Just a few months earlier, at the Euros, Berger was set to represent Germany. During routine pre-tournament medical tests, doctors notice something off with her blood test. And so, between games, Berger would travel to the doctor for more examinations, more poking and prodding, without ever telling anybody on her team except her coaches. Those coaches told her, repeatedly, that she could go home. They explained that there are times when things are bigger soccer. But Berger refused to come off the field. They didn’t understand—this was bigger than soccer, which is exactly why she needed it now more than ever. “I can't just go home and sit there and wait for the next scan or the next ultrasound,” she said. “I have to do something.”
With Berger in goal, Germany kept winning—all the way to the finals against England. Just a few days before that match, Berger went to the hospital for an MRI and got the bad news: the thyroid cancer that had been in remission for four years had returned. She’d need a biopsy.
Still, Berger kept playing. And when it was time to return to Chelsea after Germany fell short 2-1 in the finals, she sat down with Chelsea’s manager, Emma Hayes, to tell her the news.
“What can we do to help you, make it quicker, make it better, make it whatever you need?” Hayes asked.
“I don't need anything,” Berger replied. “Just try to treat me as normal and let me guide you.”
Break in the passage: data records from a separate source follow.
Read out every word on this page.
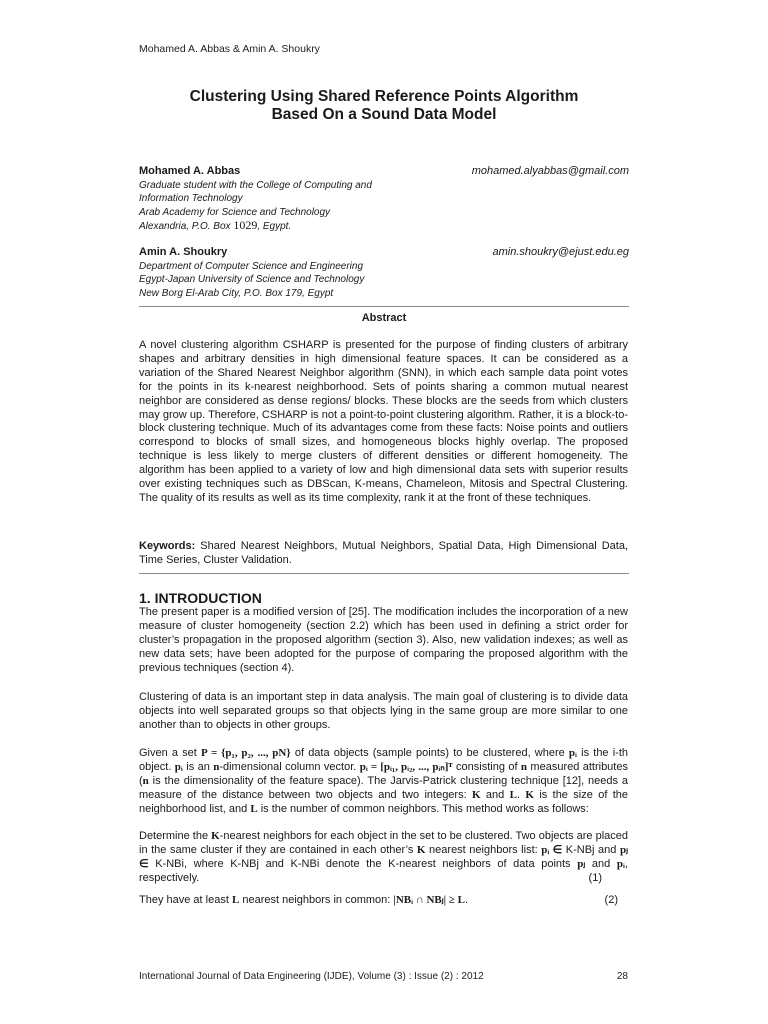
Mohamed A. Abbas & Amin A. Shoukry
Clustering Using Shared Reference Points Algorithm
Based On a Sound Data Model
Mohamed A. Abbas	mohamed.alyabbas@gmail.com
Graduate student with the College of Computing and
Information Technology
Arab Academy for Science and Technology
Alexandria, P.O. Box 1029, Egypt.
Amin A. Shoukry	amin.shoukry@ejust.edu.eg
Department of Computer Science and Engineering
Egypt-Japan University of Science and Technology
New Borg El-Arab City, P.O. Box 179, Egypt
Abstract

A novel clustering algorithm CSHARP is presented for the purpose of finding clusters of arbitrary shapes and arbitrary densities in high dimensional feature spaces. It can be considered as a variation of the Shared Nearest Neighbor algorithm (SNN), in which each sample data point votes for the points in its k-nearest neighborhood. Sets of points sharing a common mutual nearest neighbor are considered as dense regions/ blocks. These blocks are the seeds from which clusters may grow up. Therefore, CSHARP is not a point-to-point clustering algorithm. Rather, it is a block-to-block clustering technique. Much of its advantages come from these facts: Noise points and outliers correspond to blocks of small sizes, and homogeneous blocks highly overlap. The proposed technique is less likely to merge clusters of different densities or different homogeneity. The algorithm has been applied to a variety of low and high dimensional data sets with superior results over existing techniques such as DBScan, K-means, Chameleon, Mitosis and Spectral Clustering. The quality of its results as well as its time complexity, rank it at the front of these techniques.

Keywords: Shared Nearest Neighbors, Mutual Neighbors, Spatial Data, High Dimensional Data, Time Series, Cluster Validation.

1. INTRODUCTION

The present paper is a modified version of [25]. The modification includes the incorporation of a new measure of cluster homogeneity (section 2.2) which has been used in defining a strict order for cluster’s propagation in the proposed algorithm (section 3). Also, new validation indexes; as well as new data sets; have been adopted for the purpose of comparing the proposed algorithm with the previous techniques (section 4).

Clustering of data is an important step in data analysis. The main goal of clustering is to divide data objects into well separated groups so that objects lying in the same group are more similar to one another than to objects in other groups.

Given a set P = {p₁, p₂, ..., pN} of data objects (sample points) to be clustered, where pᵢ is the i-th object. pᵢ is an n-dimensional column vector. pᵢ = [pᵢ₁, pᵢ₂, ..., pᵢₙ]ᵀ consisting of n measured attributes (n is the dimensionality of the feature space). The Jarvis-Patrick clustering technique [12], needs a measure of the distance between two objects and two integers: K and L. K is the size of the neighborhood list, and L is the number of common neighbors. This method works as follows:

Determine the K-nearest neighbors for each object in the set to be clustered. Two objects are placed in the same cluster if they are contained in each other’s K nearest neighbors list: pᵢ ∈ K-NBj and pⱼ ∈ K-NBi, where K-NBj and K-NBi denote the K-nearest neighbors of data points pⱼ and pᵢ, respectively.	(1)

They have at least L nearest neighbors in common: |NBᵢ ∩ NBⱼ| ≥ L.	(2)

International Journal of Data Engineering (IJDE), Volume (3) : Issue (2) : 2012	28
She didn’t tell anybody else on the team, just kept playing and practicing, wanting to make sure nobody treated her with kids’ gloves. Finally, when it was nearly time for her operation, Berger called the team around and broke the news. She told them not to worry. She said she was just going in for “a spa day.”
The entire time Berger was in the hospital, she says, she thought about soccer. And the second she could, she returned to the pitch. She’d have to take a nap after every practice, but that was fine, as long as she was playing soccer again. “That’s how I've found to deal with the illness over the years,” Berger said. “You have to focus on something else, to hold onto something…Football saved my brain and saved my mental health because I had something to hold on to and I think that's the main message from me for anyone who is going through anything. It doesn't matter if it's illness, mental health or anything, if you hold onto something and for me, it was football.”
She continued, “Football was part of my life since I was four….And if I didn't have that, I probably would've started to feel sorry for myself and think about it all the time. Every time I step on the pitch, everything around me shuts down. I don't hear anything, it's just the ball, the 10 players in front of me and that's it.”
And as last weekend’s penalty shootout proved, that ball will surely stay in front of her. No matter what happens to Berger, she’s not letting it into the back of the net.